E’ vero, la strega riuscì nel suo intento. Una cosa però sfuggì a quell’essere malvagio, in questo modo immortalò per l’eternità all’amore i due amanti, facendo loro l’unico vero regalo che potessero desiderare, stare sempre uniti. Ciò che nella vita reale sarebbe stato loro impossibile si concretizzò, una fusione irrevocabile, il raggiungimento dell’eros metafisico, dove non è tempo, né divenire.

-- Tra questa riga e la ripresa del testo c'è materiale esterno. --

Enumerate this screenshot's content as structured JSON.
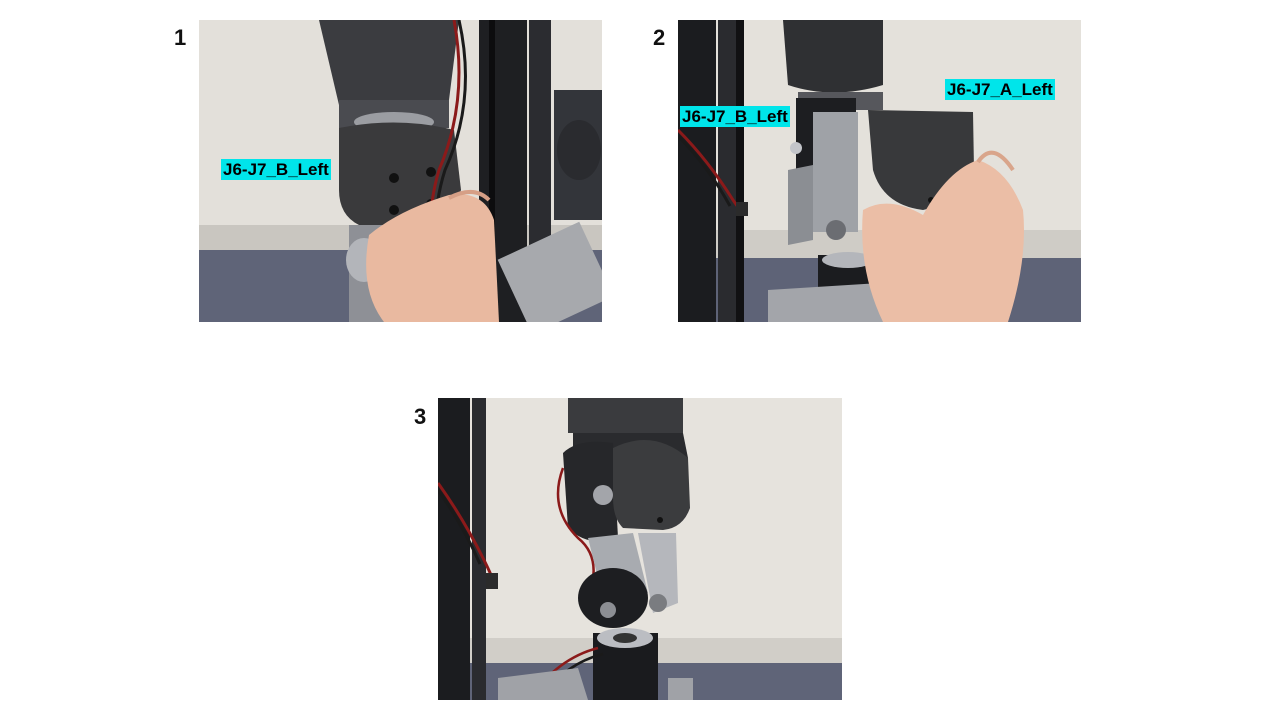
{
  "steps": [
    {
      "number": "1",
      "labels": [
        "J6-J7_B_Left"
      ]
    },
    {
      "number": "2",
      "labels": [
        "J6-J7_B_Left",
        "J6-J7_A_Left"
      ]
    },
    {
      "number": "3",
      "labels": []
    }
  ],
  "colors": {
    "label_bg": "#00e5ea",
    "label_text": "#000000",
    "part_color": "#3a3a3c"
  }
}
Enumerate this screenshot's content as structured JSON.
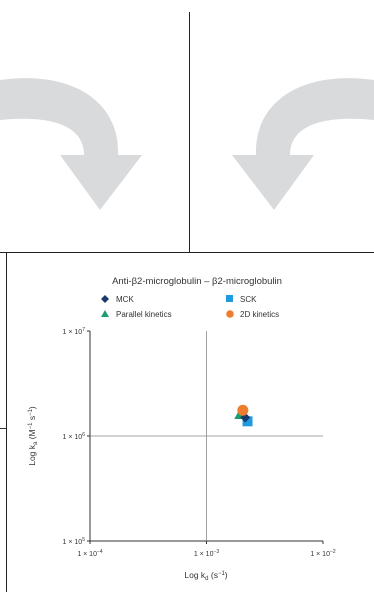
{
  "chart_data": {
    "type": "scatter",
    "title": "Anti-β2-microglobulin – β2-microglobulin",
    "xlabel": {
      "prefix": "Log k",
      "sub": "d",
      "suffix": " (s",
      "sup": "−1",
      "end": ")"
    },
    "ylabel": {
      "prefix": "Log k",
      "sub": "a",
      "suffix": " (M",
      "sup": "−1",
      "mid": " s",
      "sup2": "−1",
      "end": ")"
    },
    "x_scale": "log",
    "y_scale": "log",
    "xlim": [
      0.0001,
      0.01
    ],
    "ylim": [
      100000,
      10000000
    ],
    "x_ticks": [
      {
        "value": 0.0001,
        "base": "1 × 10",
        "exp": "−4"
      },
      {
        "value": 0.001,
        "base": "1 × 10",
        "exp": "−3"
      },
      {
        "value": 0.01,
        "base": "1 × 10",
        "exp": "−2"
      }
    ],
    "y_ticks": [
      {
        "value": 100000,
        "base": "1 × 10",
        "exp": "5"
      },
      {
        "value": 1000000,
        "base": "1 × 10",
        "exp": "6"
      },
      {
        "value": 10000000,
        "base": "1 × 10",
        "exp": "7"
      }
    ],
    "grid": "center lines",
    "legend_position": "top",
    "series": [
      {
        "name": "MCK",
        "marker": "diamond",
        "color": "#1b3a6b",
        "points": [
          {
            "x": 0.00215,
            "y": 1500000
          }
        ]
      },
      {
        "name": "SCK",
        "marker": "square",
        "color": "#1f9ae0",
        "points": [
          {
            "x": 0.00225,
            "y": 1380000
          }
        ]
      },
      {
        "name": "Parallel kinetics",
        "marker": "triangle",
        "color": "#1a9e6e",
        "points": [
          {
            "x": 0.00195,
            "y": 1620000
          }
        ]
      },
      {
        "name": "2D kinetics",
        "marker": "circle",
        "color": "#ef7d2d",
        "points": [
          {
            "x": 0.00205,
            "y": 1760000
          }
        ]
      }
    ]
  },
  "colors": {
    "arrow_fill": "#d9dadc",
    "axis": "#333333",
    "grid": "#888888"
  }
}
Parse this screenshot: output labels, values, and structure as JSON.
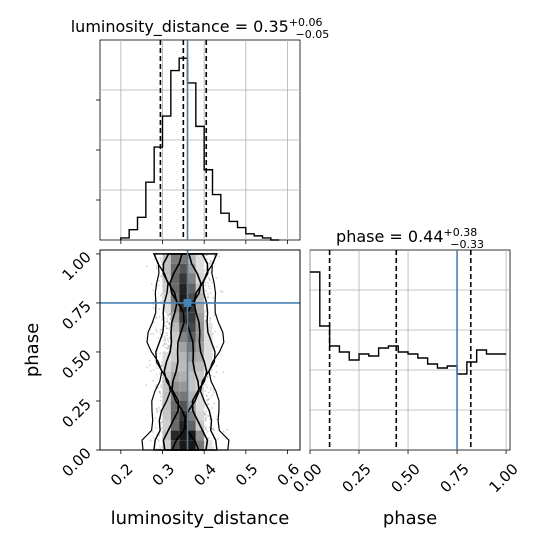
{
  "chart_data": {
    "type": "corner",
    "parameters": [
      "luminosity_distance",
      "phase"
    ],
    "truth": {
      "luminosity_distance": 0.36,
      "phase": 0.75,
      "color": "#4682b4"
    },
    "panels": [
      {
        "id": "ld_hist",
        "type": "histogram",
        "title": {
          "prefix": "luminosity_distance = 0.35",
          "plus": "+0.06",
          "minus": "−0.05"
        },
        "xlim": [
          0.15,
          0.63
        ],
        "grid": true,
        "bin_edges": [
          0.2,
          0.22,
          0.24,
          0.26,
          0.28,
          0.3,
          0.32,
          0.34,
          0.36,
          0.38,
          0.4,
          0.42,
          0.44,
          0.46,
          0.48,
          0.5,
          0.52,
          0.54,
          0.56,
          0.58
        ],
        "counts": [
          1,
          5,
          11,
          28,
          45,
          60,
          82,
          88,
          76,
          55,
          34,
          22,
          13,
          9,
          6,
          3,
          2,
          1,
          0
        ],
        "quantile_lines": [
          0.295,
          0.35,
          0.405
        ]
      },
      {
        "id": "ld_phase_2d",
        "type": "2d-density",
        "xlim": [
          0.15,
          0.63
        ],
        "ylim": [
          0.0,
          1.02
        ],
        "xticks": [
          "0.2",
          "0.3",
          "0.4",
          "0.5",
          "0.6"
        ],
        "yticks": [
          "0.00",
          "0.25",
          "0.50",
          "0.75",
          "1.00"
        ],
        "xlabel": "luminosity_distance",
        "ylabel": "phase"
      },
      {
        "id": "phase_hist",
        "type": "histogram",
        "title": {
          "prefix": "phase = 0.44",
          "plus": "+0.38",
          "minus": "−0.33"
        },
        "xlim": [
          0.0,
          1.02
        ],
        "grid": true,
        "xticks": [
          "0.00",
          "0.25",
          "0.50",
          "0.75",
          "1.00"
        ],
        "xlabel": "phase",
        "bin_edges": [
          0.0,
          0.05,
          0.1,
          0.15,
          0.2,
          0.25,
          0.3,
          0.35,
          0.4,
          0.45,
          0.5,
          0.55,
          0.6,
          0.65,
          0.7,
          0.75,
          0.8,
          0.85,
          0.9,
          0.95,
          1.0
        ],
        "counts": [
          89,
          62,
          52,
          49,
          45,
          48,
          47,
          51,
          52,
          49,
          48,
          46,
          43,
          41,
          42,
          38,
          44,
          50,
          48,
          48
        ],
        "quantile_lines": [
          0.1,
          0.44,
          0.82
        ]
      }
    ]
  }
}
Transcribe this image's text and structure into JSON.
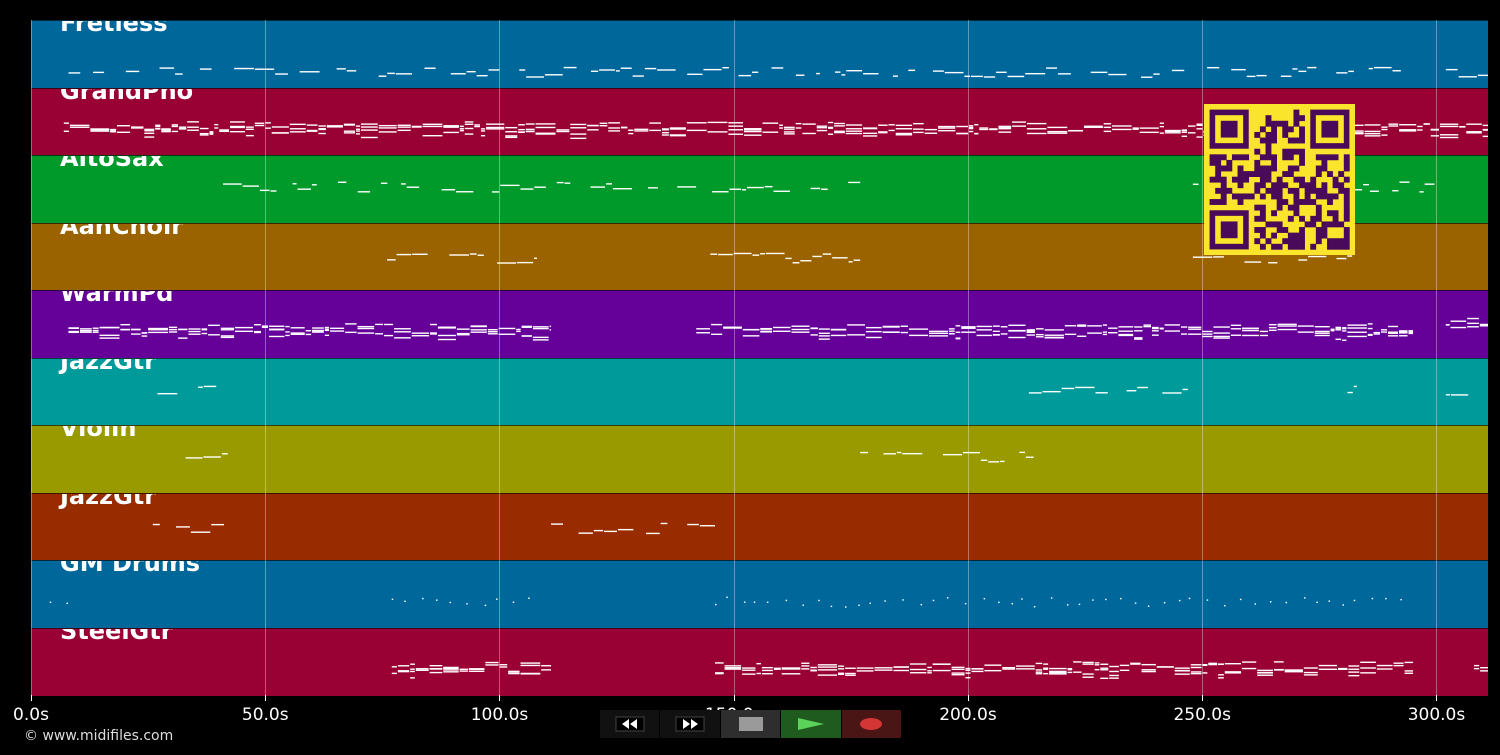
{
  "tracks": [
    {
      "name": "Fretless",
      "color": "#00679b"
    },
    {
      "name": "GrandPno",
      "color": "#990033"
    },
    {
      "name": "AltoSax",
      "color": "#009a2a"
    },
    {
      "name": "AahChoir",
      "color": "#9a6300"
    },
    {
      "name": "WarmPd",
      "color": "#650098"
    },
    {
      "name": "JazzGtr",
      "color": "#009a9a"
    },
    {
      "name": "Violin",
      "color": "#989a00"
    },
    {
      "name": "JazzGtr",
      "color": "#982b00"
    },
    {
      "name": "GM Drums",
      "color": "#00679b"
    },
    {
      "name": "SteelGtr",
      "color": "#990033"
    }
  ],
  "timeline": {
    "ticks": [
      "0.0s",
      "50.0s",
      "100.0s",
      "150.0s",
      "200.0s",
      "250.0s",
      "300.0s"
    ],
    "max_seconds": 311
  },
  "transport": {
    "rewind_icon": "rewind-icon",
    "fastforward_icon": "fast-forward-icon",
    "stop_icon": "stop-icon",
    "play_icon": "play-icon",
    "record_icon": "record-icon"
  },
  "copyright": "© www.midifiles.com",
  "qr_code": {
    "color_bg": "#fbe42c",
    "color_fg": "#4a0a5a"
  }
}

Infatti accade ancora che la sera al tramonto si vedano dall’alto i due scogli risvegliarsi dal sonno e tornare a desiderarsi e amarsi godendo in danze voluttuose. E così che il luogo e gli scogli sono da tempo e oggi simulacri degli amanti. Chi li osserva dal faro, da solo, ne trarrà energia per superare la crisi di un legame o fortificare un’unione già esistente o realizzare un nuovo incontro. In coppia, la riunione e il legame d’amore si farà di fuoco. Bisogna aver cura però di non farsi notare, di non far rumore nell’amplesso, perché la felicità suscita l’invidia degli dei e non arretra di un passo come i greci sapevano bene: I nostri avi ci hanno insegnato che quando un uomo era troppo bello ricco, felice innamorato, gli dei invidiosi intervenivano con qualche accidente, affinché costui e i suoi simili si ricordassero di essere uomini e non divinità. Allora suggerirei ai nuovi e vecchi amanti di ricordare di non urlare; il sussurro, va bene, ma il silenzio è meglio assai, perché gli dei in quel luoghi sono in agguato all’ascolto al riparo, sono lì, di casa.